My silent countdown towards a hysterectomy started in March 2012 when I had a laparoscopy for suspected endometriosis. The surgeon found plenty of that to burn off and in addition, almost as a side note, mentioned that I had a grade 2 prolapsed uterus. I knew things had not been quite the same after I had my son in December 2008 but I hadn’t expected things to be that bad. Uterine prolapse means that the uterus is falling from its normal position into the vagina and in severe cases can end up outside the body. I am not quite at that extreme yet, thankfully, but not far off. Just in case you were wondering (bet you wish you hadn’t eh?).
With the endometriosis there has always been some pain and it is hard for me to know if the prolapse itself causes any of the back pain or other symptoms I suffer from. I do feel that the back pain especially has been much worse since the birth of my son. There are a few ways to manage a prolapsed uterus from Kegel exercises to a surgical mesh. As for me, hysterectomy would be the best way to deal with it, according to the surgeon. I could have left it; the pain is manageable, I am not bleeding profusely and to other people there seems to be no obvious issues with my prolapse. I, however, don’t want to live like this. I have a uterus in my vagina. I can sometimes see it. I can SEE my UTERUS. (Do you need a sick bucket?) I don’t feel like seducing my husband or “getting it on” when I know what a mess I am harbouring inside me. You might say my hysterectomy is elective but to me it’s a no-brainer. I am done with my uterus and it seems to be done with me. So – thanks for the good times but it’s best we don’t see each other anymore.
I have two children, 13-year old and a 4-year old and have “completed my family” – I hate that phrase but it seems to be a favourite of the medical profession. I am lucky to have been able to safely carry both of my children to term inside my, now redundant, uterus and for them to be as wonderful, healthy and happy as they are. I don’t feel the need to do it again however. My surgeon was initially very hesitant about scheduling the operation due to my “young” age but he has come to respect my decision and the fact that I have thought this through. He did ask me if I would change my mind if my husband died (!? Why not just “left you”?) and Matt Damon came a-knocking, saying he wanted me to have his baby. I really should have been more upset about such a patronising, idiotic question but it was so ridiculous that I actually answered him. I told the doctor that if I were to have more children, it would be with my husband whom I love and who is a wonderful father. I personally am not a fan of Matt Damon but would say NO to even George Clooney (though would probably do anything else George asked me to – anything). My decision to not have more children is MY decision. It is not affected by who I am with or any other “external” factors. I should very much wonder about the need to procreate just because I met someone new anyway.

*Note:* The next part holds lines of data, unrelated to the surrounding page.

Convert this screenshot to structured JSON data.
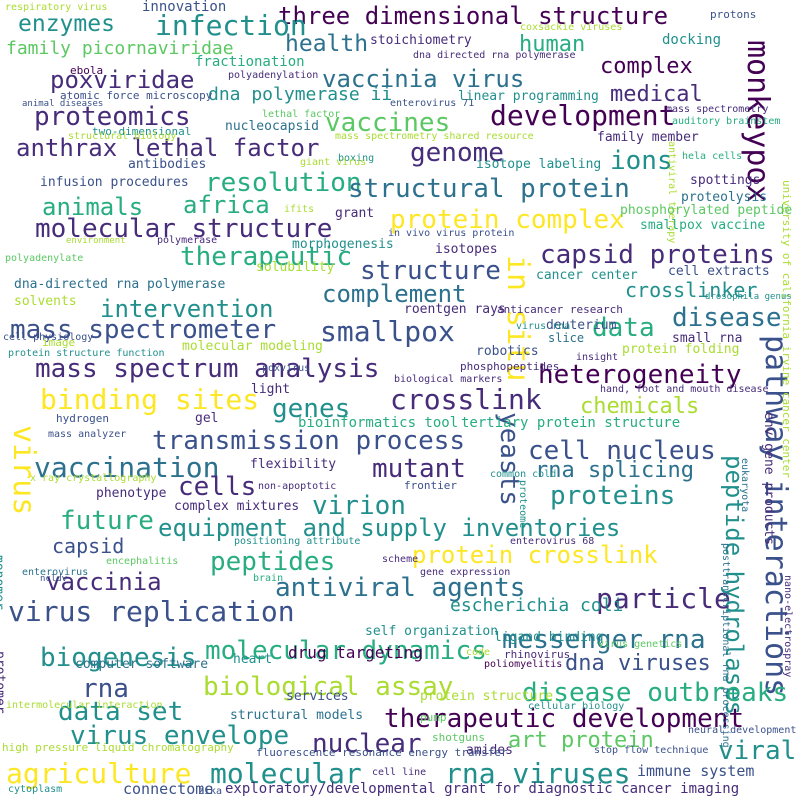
{
  "palette": {
    "p1": "#440154",
    "p2": "#472c7a",
    "p3": "#3b518b",
    "p4": "#2c718e",
    "p5": "#21908d",
    "p6": "#27ad81",
    "p7": "#5cc863",
    "p8": "#aadc32",
    "p9": "#fde725"
  },
  "words": [
    {
      "text": "three dimensional structure",
      "c": "p1"
    },
    {
      "text": "infection",
      "c": "p5"
    },
    {
      "text": "enzymes",
      "c": "p5"
    },
    {
      "text": "family picornaviridae",
      "c": "p7"
    },
    {
      "text": "health",
      "c": "p4"
    },
    {
      "text": "human",
      "c": "p6"
    },
    {
      "text": "monkeypox",
      "c": "p1"
    },
    {
      "text": "complex",
      "c": "p1"
    },
    {
      "text": "poxviridae",
      "c": "p2"
    },
    {
      "text": "vaccinia virus",
      "c": "p4"
    },
    {
      "text": "medical",
      "c": "p2"
    },
    {
      "text": "dna polymerase ii",
      "c": "p5"
    },
    {
      "text": "proteomics",
      "c": "p2"
    },
    {
      "text": "development",
      "c": "p1"
    },
    {
      "text": "vaccines",
      "c": "p7"
    },
    {
      "text": "anthrax lethal factor",
      "c": "p2"
    },
    {
      "text": "genome",
      "c": "p2"
    },
    {
      "text": "ions",
      "c": "p5"
    },
    {
      "text": "resolution",
      "c": "p6"
    },
    {
      "text": "structural protein",
      "c": "p4"
    },
    {
      "text": "animals",
      "c": "p6"
    },
    {
      "text": "africa",
      "c": "p6"
    },
    {
      "text": "molecular structure",
      "c": "p2"
    },
    {
      "text": "protein complex",
      "c": "p9"
    },
    {
      "text": "therapeutic",
      "c": "p6"
    },
    {
      "text": "capsid proteins",
      "c": "p2"
    },
    {
      "text": "structure",
      "c": "p3"
    },
    {
      "text": "in situ",
      "c": "p9"
    },
    {
      "text": "complement",
      "c": "p4"
    },
    {
      "text": "crosslinker",
      "c": "p5"
    },
    {
      "text": "intervention",
      "c": "p5"
    },
    {
      "text": "mass spectrometer",
      "c": "p3"
    },
    {
      "text": "smallpox",
      "c": "p3"
    },
    {
      "text": "data",
      "c": "p6"
    },
    {
      "text": "disease",
      "c": "p4"
    },
    {
      "text": "mass spectrum analysis",
      "c": "p2"
    },
    {
      "text": "heterogeneity",
      "c": "p1"
    },
    {
      "text": "binding sites",
      "c": "p9"
    },
    {
      "text": "genes",
      "c": "p5"
    },
    {
      "text": "crosslink",
      "c": "p2"
    },
    {
      "text": "chemicals",
      "c": "p8"
    },
    {
      "text": "pathway interactions",
      "c": "p3"
    },
    {
      "text": "transmission process",
      "c": "p3"
    },
    {
      "text": "virus",
      "c": "p9"
    },
    {
      "text": "vaccination",
      "c": "p4"
    },
    {
      "text": "cell nucleus",
      "c": "p3"
    },
    {
      "text": "mutant",
      "c": "p2"
    },
    {
      "text": "yeasts",
      "c": "p3"
    },
    {
      "text": "cells",
      "c": "p2"
    },
    {
      "text": "rna splicing",
      "c": "p4"
    },
    {
      "text": "virion",
      "c": "p5"
    },
    {
      "text": "proteins",
      "c": "p5"
    },
    {
      "text": "future",
      "c": "p6"
    },
    {
      "text": "equipment and supply inventories",
      "c": "p5"
    },
    {
      "text": "peptide hydrolases",
      "c": "p5"
    },
    {
      "text": "capsid",
      "c": "p3"
    },
    {
      "text": "peptides",
      "c": "p6"
    },
    {
      "text": "protein crosslink",
      "c": "p9"
    },
    {
      "text": "vaccinia",
      "c": "p2"
    },
    {
      "text": "antiviral agents",
      "c": "p4"
    },
    {
      "text": "particle",
      "c": "p2"
    },
    {
      "text": "virus replication",
      "c": "p3"
    },
    {
      "text": "escherichia coli",
      "c": "p5"
    },
    {
      "text": "biogenesis",
      "c": "p5"
    },
    {
      "text": "molecular dynamics",
      "c": "p6"
    },
    {
      "text": "messenger rna",
      "c": "p4"
    },
    {
      "text": "rna",
      "c": "p3"
    },
    {
      "text": "dna viruses",
      "c": "p3"
    },
    {
      "text": "biological assay",
      "c": "p8"
    },
    {
      "text": "disease outbreaks",
      "c": "p6"
    },
    {
      "text": "data set",
      "c": "p5"
    },
    {
      "text": "therapeutic development",
      "c": "p1"
    },
    {
      "text": "virus envelope",
      "c": "p5"
    },
    {
      "text": "nuclear",
      "c": "p2"
    },
    {
      "text": "art protein",
      "c": "p7"
    },
    {
      "text": "viral",
      "c": "p5"
    },
    {
      "text": "agriculture",
      "c": "p9"
    },
    {
      "text": "molecular",
      "c": "p5"
    },
    {
      "text": "rna viruses",
      "c": "p5"
    },
    {
      "text": "exploratory/developmental grant for diagnostic cancer imaging",
      "c": "p2"
    },
    {
      "text": "connectome",
      "c": "p3"
    },
    {
      "text": "immune system",
      "c": "p3"
    },
    {
      "text": "respiratory virus",
      "c": "p8"
    },
    {
      "text": "innovation",
      "c": "p3"
    },
    {
      "text": "protons",
      "c": "p3"
    },
    {
      "text": "coxsackie viruses",
      "c": "p8"
    },
    {
      "text": "stoichiometry",
      "c": "p2"
    },
    {
      "text": "dna directed rna polymerase",
      "c": "p2"
    },
    {
      "text": "docking",
      "c": "p5"
    },
    {
      "text": "ebola",
      "c": "p1"
    },
    {
      "text": "fractionation",
      "c": "p6"
    },
    {
      "text": "polyadenylation",
      "c": "p2"
    },
    {
      "text": "atomic force microscopy",
      "c": "p3"
    },
    {
      "text": "enterovirus 71",
      "c": "p3"
    },
    {
      "text": "linear programming",
      "c": "p5"
    },
    {
      "text": "mass spectrometry",
      "c": "p2"
    },
    {
      "text": "lethal factor",
      "c": "p7"
    },
    {
      "text": "auditory brainstem",
      "c": "p6"
    },
    {
      "text": "two-dimensional",
      "c": "p5"
    },
    {
      "text": "nucleocapsid",
      "c": "p4"
    },
    {
      "text": "mass spectrometry shared resource",
      "c": "p8"
    },
    {
      "text": "family member",
      "c": "p2"
    },
    {
      "text": "animal diseases",
      "c": "p3"
    },
    {
      "text": "structural biology",
      "c": "p8"
    },
    {
      "text": "antibodies",
      "c": "p3"
    },
    {
      "text": "boxing",
      "c": "p5"
    },
    {
      "text": "isotope labeling",
      "c": "p5"
    },
    {
      "text": "antiviral therapy",
      "c": "p8"
    },
    {
      "text": "hela cells",
      "c": "p6"
    },
    {
      "text": "giant virus",
      "c": "p8"
    },
    {
      "text": "university of california irvine cancer center",
      "c": "p8"
    },
    {
      "text": "infusion procedures",
      "c": "p3"
    },
    {
      "text": "spottings",
      "c": "p2"
    },
    {
      "text": "proteolysis",
      "c": "p4"
    },
    {
      "text": "ifits",
      "c": "p8"
    },
    {
      "text": "grant",
      "c": "p2"
    },
    {
      "text": "phosphorylated peptide",
      "c": "p7"
    },
    {
      "text": "smallpox vaccine",
      "c": "p6"
    },
    {
      "text": "environment",
      "c": "p8"
    },
    {
      "text": "polymerase",
      "c": "p2"
    },
    {
      "text": "in vivo virus protein",
      "c": "p3"
    },
    {
      "text": "polyadenylate",
      "c": "p7"
    },
    {
      "text": "morphogenesis",
      "c": "p5"
    },
    {
      "text": "isotopes",
      "c": "p2"
    },
    {
      "text": "solubility",
      "c": "p8"
    },
    {
      "text": "cancer center",
      "c": "p5"
    },
    {
      "text": "cell extracts",
      "c": "p3"
    },
    {
      "text": "drosophila genus",
      "c": "p5"
    },
    {
      "text": "dna-directed rna polymerase",
      "c": "p4"
    },
    {
      "text": "solvents",
      "c": "p8"
    },
    {
      "text": "roentgen rays",
      "c": "p2"
    },
    {
      "text": "deuterium",
      "c": "p3"
    },
    {
      "text": "cell physiology",
      "c": "p3"
    },
    {
      "text": "anticancer research",
      "c": "p2"
    },
    {
      "text": "image",
      "c": "p8"
    },
    {
      "text": "molecular modeling",
      "c": "p8"
    },
    {
      "text": "virus rna",
      "c": "p5"
    },
    {
      "text": "small rna",
      "c": "p2"
    },
    {
      "text": "slice",
      "c": "p4"
    },
    {
      "text": "protein structure function",
      "c": "p5"
    },
    {
      "text": "protein folding",
      "c": "p8"
    },
    {
      "text": "insight",
      "c": "p2"
    },
    {
      "text": "robotics",
      "c": "p3"
    },
    {
      "text": "phosphopeptides",
      "c": "p2"
    },
    {
      "text": "biological markers",
      "c": "p2"
    },
    {
      "text": "light",
      "c": "p2"
    },
    {
      "text": "poxvirus",
      "c": "p3"
    },
    {
      "text": "hand, foot and mouth disease",
      "c": "p2"
    },
    {
      "text": "env gene products",
      "c": "p2"
    },
    {
      "text": "hydrogen",
      "c": "p3"
    },
    {
      "text": "gel",
      "c": "p2"
    },
    {
      "text": "bioinformatics tool",
      "c": "p6"
    },
    {
      "text": "tertiary protein structure",
      "c": "p6"
    },
    {
      "text": "mass analyzer",
      "c": "p3"
    },
    {
      "text": "flexibility",
      "c": "p2"
    },
    {
      "text": "eukaryota",
      "c": "p4"
    },
    {
      "text": "x ray crystallography",
      "c": "p8"
    },
    {
      "text": "non-apoptotic",
      "c": "p2"
    },
    {
      "text": "frontier",
      "c": "p3"
    },
    {
      "text": "phenotype",
      "c": "p2"
    },
    {
      "text": "common cold",
      "c": "p5"
    },
    {
      "text": "proteome",
      "c": "p5"
    },
    {
      "text": "complex mixtures",
      "c": "p2"
    },
    {
      "text": "positioning attribute",
      "c": "p5"
    },
    {
      "text": "monomer",
      "c": "p5"
    },
    {
      "text": "encephalitis",
      "c": "p7"
    },
    {
      "text": "enterovirus 68",
      "c": "p2"
    },
    {
      "text": "enterovirus",
      "c": "p4"
    },
    {
      "text": "scheme",
      "c": "p2"
    },
    {
      "text": "brain",
      "c": "p6"
    },
    {
      "text": "posttranscriptional rna processing",
      "c": "p4"
    },
    {
      "text": "nano-electrospray",
      "c": "p2"
    },
    {
      "text": "ncldv",
      "c": "p3"
    },
    {
      "text": "gene expression",
      "c": "p2"
    },
    {
      "text": "self organization",
      "c": "p5"
    },
    {
      "text": "ligand binding",
      "c": "p5"
    },
    {
      "text": "protomer",
      "c": "p2"
    },
    {
      "text": "drug targeting",
      "c": "p1"
    },
    {
      "text": "rhinovirus",
      "c": "p2"
    },
    {
      "text": "virus genetics",
      "c": "p7"
    },
    {
      "text": "computer software",
      "c": "p4"
    },
    {
      "text": "heart",
      "c": "p5"
    },
    {
      "text": "code",
      "c": "p8"
    },
    {
      "text": "poliomyelitis",
      "c": "p1"
    },
    {
      "text": "services",
      "c": "p3"
    },
    {
      "text": "protein structure",
      "c": "p8"
    },
    {
      "text": "intermolecular interaction",
      "c": "p8"
    },
    {
      "text": "cellular biology",
      "c": "p5"
    },
    {
      "text": "pump",
      "c": "p7"
    },
    {
      "text": "shotguns",
      "c": "p7"
    },
    {
      "text": "structural models",
      "c": "p4"
    },
    {
      "text": "neural development",
      "c": "p3"
    },
    {
      "text": "high pressure liquid chromatography",
      "c": "p8"
    },
    {
      "text": "amides",
      "c": "p2"
    },
    {
      "text": "fluorescence resonance energy transfer",
      "c": "p3"
    },
    {
      "text": "stop flow technique",
      "c": "p3"
    },
    {
      "text": "cytoplasm",
      "c": "p5"
    },
    {
      "text": "zika",
      "c": "p3"
    },
    {
      "text": "cell line",
      "c": "p2"
    }
  ]
}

The issue of children is something that we have discussed at length with my husband. My daughter is from my first marriage so P and I only have our son together. He would be open to having more children but realises that the theory is more appealing than the reality. Neither of us is very good with sleep deprivation and to go back to the nappies, buggies and bogies just.doesn’t.do.it.for.me. I have even said that I understand if his desire to have more children is greater than his desire to be with me. But it would not be fair on anyone if I was to have a child just to make him happy. After all, it is the mother who does a lion’s share of the work – initially anyway. So I think we are good, for now anyway. I would not be surprised if this came up again in the future when he plunges into the inevitable existential midlife crisis. I’ll just buy him a car. Or a kitten.
I haven’t told anyone at work about the operation. I had two procedures done last year and I am hesitant to announce another. Maybe I am in denial but I am hoping that I can come back to work within a week from the operation – I work part-time and can pretty much dictate my hours. If coming to the office proves tough then I will just work from home. My operation is planned to be done by using the Da Vinci or, if the surgeon has any hesitation about the robot on the day, laparoscopically by him. I shouldn’t end up with a large abdominal scar in either case so recovery should be swift. I will be having a “total hysterectomy” which means that my uterus and cervix will be removed but the ovaries will be left in place. This should mean that I won’t be hitting menopause yet, though it might start up to a year earlier than it normally would. I’ll pass that bridge when I get to it.
7th of March. That’s the date. Some might say that I will wake up from the surgery less of a woman having lost my uterus. I believe I will be a new, better, woman who can finally get on with her life without worrying about coming back from a run to find a uterus in her knickers (I may exaggerate a little).